Beispiel
Für Anna war alles klar: Nach dem Abitur wollte sie Medizin studieren, schließlich waren beide Eltern auch in diesem Beruf tätig, verdienten gut und arbeiteten gerne.
Dann hörte sie bei einer Podiumsdiskussion etwas über die Arbeitsbedingungen junger Assistenzärzte und die Verdienstmöglichkeiten niedergelassener Mediziner und überlegte sich auch angesichts der langen Ausbildungszeit eine Alternative: das Lehramt. Vorteil: sicherer Arbeitsplatz, guter Verdienst, familientauglich. Doch nachdem sie den entsprechenden Test gemacht hatte, stellte sie fest: 40 Jahre mit jungen Menschen arbeiten, ihre Launen ertragen, keine wirklichen Variationen erleben, vor allem von einem Arbeitgeber abhängig sein, das wollte sie nicht. So kam sie zu uns.
Was mache ich nach meinem Abitur, meinem Abschluss?

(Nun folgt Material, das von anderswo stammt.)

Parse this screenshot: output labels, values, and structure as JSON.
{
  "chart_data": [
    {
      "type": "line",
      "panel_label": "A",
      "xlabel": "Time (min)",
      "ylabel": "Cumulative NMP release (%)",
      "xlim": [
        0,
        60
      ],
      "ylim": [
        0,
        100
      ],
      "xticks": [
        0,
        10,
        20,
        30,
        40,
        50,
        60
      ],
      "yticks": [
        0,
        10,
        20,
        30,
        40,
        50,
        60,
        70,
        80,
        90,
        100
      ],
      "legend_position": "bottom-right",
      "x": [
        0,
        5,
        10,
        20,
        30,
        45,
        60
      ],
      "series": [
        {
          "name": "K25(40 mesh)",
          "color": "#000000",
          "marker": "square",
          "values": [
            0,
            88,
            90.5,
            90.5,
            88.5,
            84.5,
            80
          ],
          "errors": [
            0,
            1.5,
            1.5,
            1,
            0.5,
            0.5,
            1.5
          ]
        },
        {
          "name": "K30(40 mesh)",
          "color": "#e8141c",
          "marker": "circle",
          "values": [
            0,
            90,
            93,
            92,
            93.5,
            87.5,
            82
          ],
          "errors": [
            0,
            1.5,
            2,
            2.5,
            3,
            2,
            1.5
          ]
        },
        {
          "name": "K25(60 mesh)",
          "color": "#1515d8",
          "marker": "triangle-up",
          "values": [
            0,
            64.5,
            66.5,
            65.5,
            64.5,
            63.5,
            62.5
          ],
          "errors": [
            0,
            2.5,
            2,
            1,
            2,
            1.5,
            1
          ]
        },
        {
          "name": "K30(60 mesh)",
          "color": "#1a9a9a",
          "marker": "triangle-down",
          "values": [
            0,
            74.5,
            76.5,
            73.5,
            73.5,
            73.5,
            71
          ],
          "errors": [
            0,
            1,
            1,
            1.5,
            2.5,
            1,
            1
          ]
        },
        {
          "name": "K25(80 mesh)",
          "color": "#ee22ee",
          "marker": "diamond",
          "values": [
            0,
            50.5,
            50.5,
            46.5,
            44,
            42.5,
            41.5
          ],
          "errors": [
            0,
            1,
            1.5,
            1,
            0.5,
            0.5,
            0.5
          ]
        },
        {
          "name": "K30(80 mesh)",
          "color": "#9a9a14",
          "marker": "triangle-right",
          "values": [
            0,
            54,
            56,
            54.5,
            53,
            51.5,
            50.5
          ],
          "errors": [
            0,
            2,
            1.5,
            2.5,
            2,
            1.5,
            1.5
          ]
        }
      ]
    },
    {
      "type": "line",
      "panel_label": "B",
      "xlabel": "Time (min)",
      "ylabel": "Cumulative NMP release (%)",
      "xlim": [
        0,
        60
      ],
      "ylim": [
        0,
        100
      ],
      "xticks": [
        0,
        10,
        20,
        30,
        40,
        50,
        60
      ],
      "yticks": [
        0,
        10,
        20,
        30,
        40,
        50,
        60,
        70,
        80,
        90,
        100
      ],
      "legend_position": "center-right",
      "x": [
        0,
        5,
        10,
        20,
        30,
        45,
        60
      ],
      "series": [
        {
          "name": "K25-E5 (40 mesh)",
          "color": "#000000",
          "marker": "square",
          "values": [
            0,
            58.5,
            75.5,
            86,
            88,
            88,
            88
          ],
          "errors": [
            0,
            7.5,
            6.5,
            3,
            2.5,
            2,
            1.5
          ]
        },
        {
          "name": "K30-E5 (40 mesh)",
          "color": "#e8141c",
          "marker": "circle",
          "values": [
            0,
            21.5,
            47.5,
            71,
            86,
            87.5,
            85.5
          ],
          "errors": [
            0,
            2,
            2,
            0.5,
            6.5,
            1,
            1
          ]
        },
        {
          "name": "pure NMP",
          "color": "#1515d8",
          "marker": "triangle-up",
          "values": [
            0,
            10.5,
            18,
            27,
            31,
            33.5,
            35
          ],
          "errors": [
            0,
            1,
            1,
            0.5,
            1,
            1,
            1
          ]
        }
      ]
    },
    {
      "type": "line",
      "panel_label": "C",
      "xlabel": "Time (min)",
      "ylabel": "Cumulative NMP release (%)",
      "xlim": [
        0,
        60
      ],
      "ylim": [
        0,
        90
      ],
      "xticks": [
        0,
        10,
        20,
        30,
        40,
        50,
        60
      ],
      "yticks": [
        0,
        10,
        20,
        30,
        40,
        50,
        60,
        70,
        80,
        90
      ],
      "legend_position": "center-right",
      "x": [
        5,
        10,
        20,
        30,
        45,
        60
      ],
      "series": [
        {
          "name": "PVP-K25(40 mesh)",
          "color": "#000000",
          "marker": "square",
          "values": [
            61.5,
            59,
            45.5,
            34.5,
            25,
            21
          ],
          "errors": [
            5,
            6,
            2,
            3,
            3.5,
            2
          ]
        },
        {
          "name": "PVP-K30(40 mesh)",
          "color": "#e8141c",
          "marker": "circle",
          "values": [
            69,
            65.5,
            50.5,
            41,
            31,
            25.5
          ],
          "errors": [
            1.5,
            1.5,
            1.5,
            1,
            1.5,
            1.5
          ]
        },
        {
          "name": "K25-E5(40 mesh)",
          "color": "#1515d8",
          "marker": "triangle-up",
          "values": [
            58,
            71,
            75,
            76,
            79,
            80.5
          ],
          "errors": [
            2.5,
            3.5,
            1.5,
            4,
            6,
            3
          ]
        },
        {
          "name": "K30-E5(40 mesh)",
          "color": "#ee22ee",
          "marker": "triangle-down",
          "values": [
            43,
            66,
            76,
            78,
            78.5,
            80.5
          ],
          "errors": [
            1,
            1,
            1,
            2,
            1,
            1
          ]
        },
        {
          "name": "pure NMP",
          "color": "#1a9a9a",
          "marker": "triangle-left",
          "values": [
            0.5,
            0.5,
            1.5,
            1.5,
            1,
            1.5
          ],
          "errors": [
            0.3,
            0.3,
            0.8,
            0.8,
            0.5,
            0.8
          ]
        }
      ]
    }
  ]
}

Um diese Frage kümmert man sich häufig sehr spät. Weil man sich mit den schulischen Anforderungen ausgelastet sieht, verdrängt man das Danach. Wenn es dann so weit ist, müssen zügig Entscheidungen getroffen werden, weil jeder Monat im Lebenslauf zählt. Die Angst, eine falsche Entscheidung zu treffen, wächst mit dem Druck, sie treffen zu müssen. Häufig hat man diese durch eine „qualifizierte Auszeit“ in Form eines Auslandsjahres noch einmal verschoben.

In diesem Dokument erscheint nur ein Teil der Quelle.